Physical characteristics
- Mouth: Vychegda
- • coordinates: 62°07′47″N 49°04′29″E﻿ / ﻿62.12972°N 49.07472°E
- Length: 281 km (175 mi)
- Basin size: 5,140 square kilometres (1,980 mi^{2})
- • average: 48.8 cubic metres per second (1,720 cu ft/s)

Basin features
- Progression: Vychegda→ Northern Dvina→ White Sea

= Yarenga =

The Northern Dvina basin. The Yarenga is shown.

The Yarenga (Яренга) is a river in the Ust-Vymsky District of the Komi Republic and in the Lensky District of the Arkhangelsk Oblast in Russia. It is a right tributary of the Vychegda. The river is 281 km long, and its drainage basin covers 5140 km2. The principal tributaries are the Vezhay (left) and Uktym (right).

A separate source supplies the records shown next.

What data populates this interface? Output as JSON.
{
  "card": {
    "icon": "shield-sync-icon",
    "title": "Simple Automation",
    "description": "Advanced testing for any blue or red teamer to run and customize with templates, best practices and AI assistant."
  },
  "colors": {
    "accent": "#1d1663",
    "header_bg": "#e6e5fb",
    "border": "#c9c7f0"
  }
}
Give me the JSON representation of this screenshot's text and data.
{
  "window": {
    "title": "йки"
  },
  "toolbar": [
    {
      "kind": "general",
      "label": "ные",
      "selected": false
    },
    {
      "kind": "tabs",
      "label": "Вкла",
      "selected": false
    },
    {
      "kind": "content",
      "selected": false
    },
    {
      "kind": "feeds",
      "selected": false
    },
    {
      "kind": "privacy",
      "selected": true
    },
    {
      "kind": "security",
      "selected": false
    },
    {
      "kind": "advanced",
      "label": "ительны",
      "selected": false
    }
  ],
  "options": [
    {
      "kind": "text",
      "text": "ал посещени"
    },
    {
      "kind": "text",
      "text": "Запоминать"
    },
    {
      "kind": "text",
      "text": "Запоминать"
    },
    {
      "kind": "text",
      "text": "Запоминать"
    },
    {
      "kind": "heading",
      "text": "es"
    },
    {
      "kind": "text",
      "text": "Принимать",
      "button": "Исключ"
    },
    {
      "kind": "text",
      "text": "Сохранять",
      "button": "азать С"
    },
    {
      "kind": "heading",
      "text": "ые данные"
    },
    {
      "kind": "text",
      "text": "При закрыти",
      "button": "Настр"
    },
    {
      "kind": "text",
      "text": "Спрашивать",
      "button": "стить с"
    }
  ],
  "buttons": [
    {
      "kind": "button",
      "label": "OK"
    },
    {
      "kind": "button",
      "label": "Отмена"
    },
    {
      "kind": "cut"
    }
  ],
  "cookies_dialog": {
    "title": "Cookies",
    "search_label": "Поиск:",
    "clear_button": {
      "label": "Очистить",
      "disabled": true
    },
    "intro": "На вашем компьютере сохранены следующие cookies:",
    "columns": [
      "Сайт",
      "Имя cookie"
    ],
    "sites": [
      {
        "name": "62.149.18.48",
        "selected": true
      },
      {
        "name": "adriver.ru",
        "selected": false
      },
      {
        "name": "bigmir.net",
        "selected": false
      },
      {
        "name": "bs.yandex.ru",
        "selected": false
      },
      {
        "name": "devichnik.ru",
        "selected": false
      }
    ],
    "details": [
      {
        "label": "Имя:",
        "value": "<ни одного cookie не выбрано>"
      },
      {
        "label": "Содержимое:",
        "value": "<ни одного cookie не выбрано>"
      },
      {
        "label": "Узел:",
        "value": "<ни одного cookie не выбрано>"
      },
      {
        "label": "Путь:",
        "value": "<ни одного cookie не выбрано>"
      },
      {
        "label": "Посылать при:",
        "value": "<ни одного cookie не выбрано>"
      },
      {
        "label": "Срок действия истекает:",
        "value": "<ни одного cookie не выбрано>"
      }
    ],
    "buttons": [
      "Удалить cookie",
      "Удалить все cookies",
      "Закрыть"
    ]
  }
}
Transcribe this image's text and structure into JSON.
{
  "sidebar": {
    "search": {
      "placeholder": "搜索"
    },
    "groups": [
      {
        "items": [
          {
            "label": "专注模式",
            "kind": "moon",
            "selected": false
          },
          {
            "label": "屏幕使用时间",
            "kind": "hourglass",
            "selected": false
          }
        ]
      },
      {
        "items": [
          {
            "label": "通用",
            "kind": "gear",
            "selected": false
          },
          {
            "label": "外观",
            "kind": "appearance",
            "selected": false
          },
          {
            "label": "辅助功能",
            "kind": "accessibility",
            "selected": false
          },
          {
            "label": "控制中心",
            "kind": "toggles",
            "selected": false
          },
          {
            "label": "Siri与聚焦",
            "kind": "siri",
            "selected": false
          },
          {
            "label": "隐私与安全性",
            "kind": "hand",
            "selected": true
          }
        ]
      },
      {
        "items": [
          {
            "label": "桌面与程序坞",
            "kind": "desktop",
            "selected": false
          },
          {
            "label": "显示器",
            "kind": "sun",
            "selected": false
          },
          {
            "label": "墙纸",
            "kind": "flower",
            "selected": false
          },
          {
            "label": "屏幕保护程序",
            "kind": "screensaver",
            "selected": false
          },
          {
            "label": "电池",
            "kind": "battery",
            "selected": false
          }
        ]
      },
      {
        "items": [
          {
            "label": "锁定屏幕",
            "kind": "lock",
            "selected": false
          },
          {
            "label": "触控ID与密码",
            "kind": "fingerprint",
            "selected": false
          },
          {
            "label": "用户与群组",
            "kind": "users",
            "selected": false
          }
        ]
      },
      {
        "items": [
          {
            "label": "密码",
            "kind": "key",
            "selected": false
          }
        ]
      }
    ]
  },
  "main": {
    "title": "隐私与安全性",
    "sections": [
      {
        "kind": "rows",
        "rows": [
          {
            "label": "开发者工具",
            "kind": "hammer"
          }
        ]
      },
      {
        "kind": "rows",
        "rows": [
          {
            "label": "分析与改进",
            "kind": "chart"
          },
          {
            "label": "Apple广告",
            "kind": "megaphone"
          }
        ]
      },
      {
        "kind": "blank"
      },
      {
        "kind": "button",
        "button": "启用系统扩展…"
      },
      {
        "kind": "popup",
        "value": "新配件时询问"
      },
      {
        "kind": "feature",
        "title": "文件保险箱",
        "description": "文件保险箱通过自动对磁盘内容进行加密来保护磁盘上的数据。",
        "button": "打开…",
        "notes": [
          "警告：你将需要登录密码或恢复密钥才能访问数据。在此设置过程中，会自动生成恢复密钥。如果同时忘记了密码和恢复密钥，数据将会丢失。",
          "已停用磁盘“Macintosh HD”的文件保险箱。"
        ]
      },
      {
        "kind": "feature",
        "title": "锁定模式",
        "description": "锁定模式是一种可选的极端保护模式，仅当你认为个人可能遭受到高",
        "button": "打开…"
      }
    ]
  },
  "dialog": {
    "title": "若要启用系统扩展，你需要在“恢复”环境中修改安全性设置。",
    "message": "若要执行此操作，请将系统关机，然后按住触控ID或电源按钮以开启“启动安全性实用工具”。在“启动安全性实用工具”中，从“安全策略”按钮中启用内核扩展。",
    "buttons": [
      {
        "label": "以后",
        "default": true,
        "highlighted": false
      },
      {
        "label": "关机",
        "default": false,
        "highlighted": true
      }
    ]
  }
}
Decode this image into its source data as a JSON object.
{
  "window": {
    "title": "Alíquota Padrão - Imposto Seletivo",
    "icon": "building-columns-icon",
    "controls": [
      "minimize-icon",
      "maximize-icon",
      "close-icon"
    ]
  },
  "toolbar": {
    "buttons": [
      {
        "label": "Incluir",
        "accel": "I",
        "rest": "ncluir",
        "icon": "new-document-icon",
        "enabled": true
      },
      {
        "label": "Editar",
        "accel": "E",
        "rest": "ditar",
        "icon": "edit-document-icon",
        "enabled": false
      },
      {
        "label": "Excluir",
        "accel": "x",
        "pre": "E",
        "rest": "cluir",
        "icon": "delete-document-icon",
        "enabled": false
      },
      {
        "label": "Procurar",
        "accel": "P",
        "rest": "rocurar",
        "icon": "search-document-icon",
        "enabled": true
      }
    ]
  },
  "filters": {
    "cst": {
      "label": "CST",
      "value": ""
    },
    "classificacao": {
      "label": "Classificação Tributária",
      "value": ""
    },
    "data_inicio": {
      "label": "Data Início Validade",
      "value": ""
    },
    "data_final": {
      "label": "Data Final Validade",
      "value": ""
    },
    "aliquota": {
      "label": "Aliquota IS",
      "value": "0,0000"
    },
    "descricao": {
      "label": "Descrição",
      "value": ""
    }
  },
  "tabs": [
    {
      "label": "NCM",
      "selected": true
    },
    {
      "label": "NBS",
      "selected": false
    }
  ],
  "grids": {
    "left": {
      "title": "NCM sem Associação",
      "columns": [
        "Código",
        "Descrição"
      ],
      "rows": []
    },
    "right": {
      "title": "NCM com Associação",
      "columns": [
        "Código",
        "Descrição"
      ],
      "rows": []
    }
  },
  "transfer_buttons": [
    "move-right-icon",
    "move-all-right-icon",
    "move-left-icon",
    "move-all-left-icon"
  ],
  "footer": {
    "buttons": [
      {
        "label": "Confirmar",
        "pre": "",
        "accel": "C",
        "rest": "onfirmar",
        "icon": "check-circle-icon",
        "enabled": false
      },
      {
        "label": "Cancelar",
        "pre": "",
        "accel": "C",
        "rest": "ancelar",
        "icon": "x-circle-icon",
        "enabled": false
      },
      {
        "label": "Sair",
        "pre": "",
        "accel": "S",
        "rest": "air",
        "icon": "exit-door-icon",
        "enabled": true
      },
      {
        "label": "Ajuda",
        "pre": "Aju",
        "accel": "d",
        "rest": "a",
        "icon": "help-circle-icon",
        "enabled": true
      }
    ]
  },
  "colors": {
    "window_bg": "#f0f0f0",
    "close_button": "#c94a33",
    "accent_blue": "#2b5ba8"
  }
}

The Yarenga is the most significant river in the Lensky District north of the Vychegda, and collects almost all of the drainage in that area.

The source of the Yarenga is near the village of Vezhayka in the Komi Republic. The Yarenga flows to the north-west through primeval pine and larch forests, enters the Arkhangelsk Oblast, and in the village of Yarenga turns south-west. It is noted for its many rapids. In the village of Ust-Ocheya, where it accepts the Ocheya from the left, it turns south-east. Yarensk is on the left bank, approximately 3 km from the river course. The Yarenga empties into the Vychegda about 5 km downstream from Yarensk.

== Paleontology ==
Fossils ot temnospondyl amphibians Parotosuchus komiensis, Yarengia perplexa, Batrachosuchoides ochevi and Melanopelta antiqua were found in the Lower Triassic (Upper Olenekian) deposits, near this river.